Hopes that Whitmer might walk away unscathed from a state investigation into its athletic programs appear grim, with the Ohio High School Athletic Association comparing this probe to the one it conducted last year when it levied crippling sanctions against Canal Winchester Harvest Preparatory School.
A resolution to the investigation is not imminent, an OHSAA spokesperson said, this coming six weeks after representatives of Whitmer and the state's governing body of high school athletics met to discuss the findings of a probe that began last summer.
Sanctions Whitmer could endure include forfeitures of games and championships, probation, fines, and exclusion from postseason play, all of which Harvest Prep suffered last year after the OHSAA determined the school violated bylaws related to scholarship, transfers, recruiting, and administrative responsibility. All sports at the school were barred from the postseason last school year, with football and boys and girls basketball facing one more season of expulsion in 2012-13.
"Every situation like this is unique, but there are similarities with this situation and the one we experienced with Harvest Prep," OHSAA's Tim Stried said.
Stried would not say if the sanctions Whitmer faces parallel those of Harvest Prep, stating only that both cases are "significant." Whitmer continues to cooperate with the OHSAA, Stried said, adding that a conclusion to the matter will come relatively slowly in part because of summer obligations had by both parties.
Washington Local Schools superintendent Patrick Hickey declined to address the Harvest Prep comparisons, citing an agreement between representatives of his district and the OHSAA to not discuss the investigation before its conclusion.
"We had a wonderful meeting with them and we agreed to not have any comment until it was resolved," Hickey said. "If the OHSAA has commented on it, it's distressing to us, but we will stand by the agreement and not comment until we reach a resolution. We're fully confident we will reach a resolution that is acceptable to both organizations."
Hickey has maintained Whitmer's innocence, stating that the district has a system is in place to check on the living arrangements of all transfer students. Students living outside of the district are ineligible to participate in athletics sanctioned by the OHSAA. An unusually high number of transfers sparked the probe, with the OHSAA twice dispatching investigators to the area. Stried said the scope of the investigations begins with the 2009-10 academic year.
Central to the case is the eligibility of two-sport standout LeRoy Alexander. A state appellate court in May dismissed the OHSAA's appeal aimed at making Alexander ineligible, thus putting an end to the legal side of a contentious affair that began in August when Alexander obtained a preliminary injunction that withheld throughout his senior year. The OHSAA, according to Stried, contends it never declared Alexander eligible, meaning Whitmer could face forfeitures for every contest in which he participated because it permitted him to play. Alexander, who soon will begin his freshman football season at Nebraska, was a key member of Whitmer's football team that advanced to the state semifinals as well as its state runner-up basketball team.
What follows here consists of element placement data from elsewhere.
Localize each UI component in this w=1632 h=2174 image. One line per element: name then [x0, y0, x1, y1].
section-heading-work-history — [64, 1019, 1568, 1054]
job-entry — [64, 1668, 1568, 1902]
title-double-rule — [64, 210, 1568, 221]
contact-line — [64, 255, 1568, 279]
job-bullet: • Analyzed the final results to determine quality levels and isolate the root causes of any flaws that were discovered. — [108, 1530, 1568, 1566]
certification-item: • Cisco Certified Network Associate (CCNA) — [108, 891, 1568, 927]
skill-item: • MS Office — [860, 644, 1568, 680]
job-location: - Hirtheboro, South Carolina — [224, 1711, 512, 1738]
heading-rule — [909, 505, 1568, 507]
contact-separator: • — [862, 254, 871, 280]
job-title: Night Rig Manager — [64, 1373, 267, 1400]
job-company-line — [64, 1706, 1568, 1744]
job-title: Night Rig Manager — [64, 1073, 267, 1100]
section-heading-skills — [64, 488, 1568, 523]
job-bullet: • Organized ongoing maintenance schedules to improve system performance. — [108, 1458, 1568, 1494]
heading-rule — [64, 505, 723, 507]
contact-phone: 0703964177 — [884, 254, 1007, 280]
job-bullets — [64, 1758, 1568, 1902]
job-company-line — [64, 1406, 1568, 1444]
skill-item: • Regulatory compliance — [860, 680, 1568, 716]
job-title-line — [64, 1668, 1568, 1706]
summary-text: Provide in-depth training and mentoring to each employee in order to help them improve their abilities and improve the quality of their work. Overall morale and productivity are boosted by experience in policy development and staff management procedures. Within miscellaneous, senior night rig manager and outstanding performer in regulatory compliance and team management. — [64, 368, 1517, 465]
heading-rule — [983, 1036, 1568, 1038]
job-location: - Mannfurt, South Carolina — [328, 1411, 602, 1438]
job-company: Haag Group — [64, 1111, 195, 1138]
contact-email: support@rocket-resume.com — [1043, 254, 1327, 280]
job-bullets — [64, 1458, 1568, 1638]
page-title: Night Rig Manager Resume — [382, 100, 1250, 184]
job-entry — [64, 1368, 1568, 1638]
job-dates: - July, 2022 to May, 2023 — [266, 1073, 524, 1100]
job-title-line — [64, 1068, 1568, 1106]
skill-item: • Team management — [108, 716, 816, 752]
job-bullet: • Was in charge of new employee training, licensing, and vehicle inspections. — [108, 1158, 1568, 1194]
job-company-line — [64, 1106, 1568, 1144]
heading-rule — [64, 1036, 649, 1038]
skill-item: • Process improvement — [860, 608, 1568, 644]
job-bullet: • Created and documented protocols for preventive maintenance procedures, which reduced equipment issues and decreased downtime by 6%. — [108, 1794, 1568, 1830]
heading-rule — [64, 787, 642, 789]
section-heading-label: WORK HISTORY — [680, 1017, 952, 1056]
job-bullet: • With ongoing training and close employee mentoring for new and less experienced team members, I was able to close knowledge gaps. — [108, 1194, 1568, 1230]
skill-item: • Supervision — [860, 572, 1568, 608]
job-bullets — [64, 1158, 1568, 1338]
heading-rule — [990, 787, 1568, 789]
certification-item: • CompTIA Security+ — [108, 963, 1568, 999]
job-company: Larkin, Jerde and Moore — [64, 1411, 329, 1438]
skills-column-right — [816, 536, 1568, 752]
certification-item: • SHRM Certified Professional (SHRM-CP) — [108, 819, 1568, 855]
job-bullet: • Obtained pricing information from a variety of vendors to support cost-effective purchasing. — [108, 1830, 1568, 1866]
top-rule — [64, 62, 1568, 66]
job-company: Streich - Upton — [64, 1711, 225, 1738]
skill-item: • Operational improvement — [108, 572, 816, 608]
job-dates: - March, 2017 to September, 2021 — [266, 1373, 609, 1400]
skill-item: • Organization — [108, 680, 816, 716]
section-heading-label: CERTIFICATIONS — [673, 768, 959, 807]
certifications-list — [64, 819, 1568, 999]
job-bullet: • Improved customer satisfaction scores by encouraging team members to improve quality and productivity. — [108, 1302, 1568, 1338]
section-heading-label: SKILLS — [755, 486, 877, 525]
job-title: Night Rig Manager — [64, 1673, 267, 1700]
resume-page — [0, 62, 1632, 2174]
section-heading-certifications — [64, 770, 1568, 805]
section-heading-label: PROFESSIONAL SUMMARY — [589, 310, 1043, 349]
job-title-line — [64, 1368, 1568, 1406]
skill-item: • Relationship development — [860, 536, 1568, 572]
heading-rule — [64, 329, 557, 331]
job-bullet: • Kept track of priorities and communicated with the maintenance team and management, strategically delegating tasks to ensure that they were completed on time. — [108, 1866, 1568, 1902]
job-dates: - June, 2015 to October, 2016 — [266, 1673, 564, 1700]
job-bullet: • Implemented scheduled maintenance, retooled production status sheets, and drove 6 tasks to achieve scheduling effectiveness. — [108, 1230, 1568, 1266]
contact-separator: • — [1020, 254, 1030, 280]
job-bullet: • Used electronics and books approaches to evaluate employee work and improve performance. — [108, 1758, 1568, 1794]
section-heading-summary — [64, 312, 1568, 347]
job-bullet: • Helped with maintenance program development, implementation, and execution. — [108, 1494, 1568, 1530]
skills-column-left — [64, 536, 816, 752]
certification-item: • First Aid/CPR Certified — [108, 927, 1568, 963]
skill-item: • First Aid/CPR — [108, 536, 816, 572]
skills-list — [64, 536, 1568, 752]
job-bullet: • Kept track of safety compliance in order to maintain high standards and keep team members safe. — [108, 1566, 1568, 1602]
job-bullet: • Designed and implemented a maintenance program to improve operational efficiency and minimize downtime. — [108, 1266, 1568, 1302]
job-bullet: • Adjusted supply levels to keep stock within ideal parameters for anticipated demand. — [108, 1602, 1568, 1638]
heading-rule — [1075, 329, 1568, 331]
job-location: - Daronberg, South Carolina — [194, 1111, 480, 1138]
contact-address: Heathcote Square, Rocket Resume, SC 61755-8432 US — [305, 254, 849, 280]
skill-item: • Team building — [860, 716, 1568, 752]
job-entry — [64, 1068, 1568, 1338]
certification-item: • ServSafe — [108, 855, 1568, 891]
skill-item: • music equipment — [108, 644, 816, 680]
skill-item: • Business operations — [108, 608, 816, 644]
"We never declared LeRoy Alexander eligible and the school allowed him to compete throughout the football and basketball seasons," Stried said. "We'll see where that leads to, but in past cases when a school has permitted an ineligible student to participate, those contests have been forfeited."
Whitmer could contend that its hands were tied, given that the district was a co-defendant along with the OHSAA in the lawsuit filed by Alexander.